One memorable event was a spooky, all-night book reading event during the launch of the sixth Harry Potter title which was released in the morning. “We have made books come alive for many children,” says Janaki.
twistntales showed sensitivity towards all in the community- the bookstore not only organised events for senior citizens but also kept a few pairs of reading glasses handy for those “who were out on a stroll and decided to step inside the shop.” It has even offered space for neighbourhood children who wrote their own books and wanted them displayed.
All of this has given this bookshop a strong community connect, reinforced with a 4,000 strong mailing list, blog, a Facebook page and monthly mailers. Some of this bookshop’s die-hard fans have moved abroad or to other cities but still want to remain connected through the internet.
This community connect is one of the high points for this bookshop which took pride in saying, “We also sell books”.
Financially, the period from 2003 to 2009 was excellent for the bookshop when it held book exhibition-and-sales in Pune’s IT campuses. This came to a halt after some of these campuses gave space to booksellers as facilities offered to their employees.
Janaki sees a definite rise in the number of people reading books. “There are a lot of new readers in the market: many first time readers; software engineers from vernacular medium taking to reading. “They can’t connect with Wodehouse or Somerset Maugham- but can with Chetan Bhagat- and they have enlarged the market for books,” she says.
According to her, management books do not sell the way they used to as a lot of material is available on the net.
The sale of children’s books have gone up tremendously and Indian publishing in the Young Adult category is here to stay, says Janaki. The most popular books with teenagers are the Percy Jackson and Artemis Fowl series and the Wimpy Kid series for the pre-teens. “Semi-graphic novels have become very popular among teenagers and one publisher who has made a mark is the New Delhi-based Campfire Graphics, says this bookseller.
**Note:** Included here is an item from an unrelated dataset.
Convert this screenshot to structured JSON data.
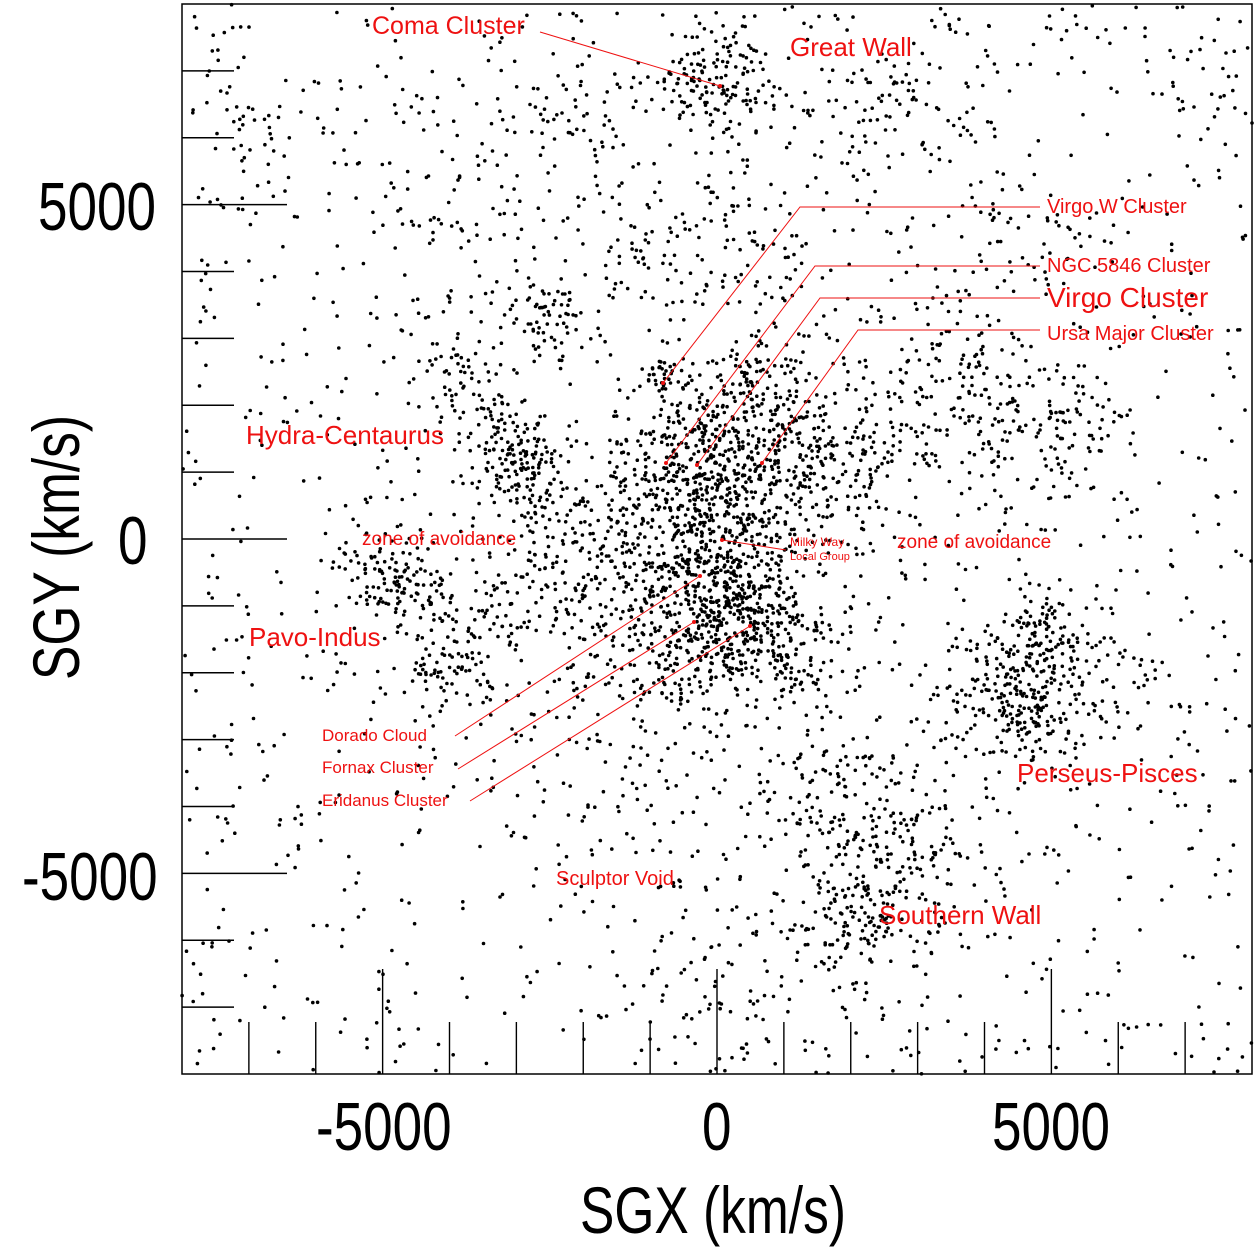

The outpouring of sadness over the closure of this bookshop after being around for 11 years has been tremendous. There are at least two hundred messages left behind in a farewell notebook kept on the counter, besides posts on the internet. As one patron said, this was “a place that’s meant something for all of us in this neighbourhood”. Many have felt guilty that they didn’t buy enough books from this shop that would have helped it prosper.
Janaki has the satisfaction of having done her best and does not mourn too much. She sees the death of small bookshops as inevitable in the sea of changes taking place in India.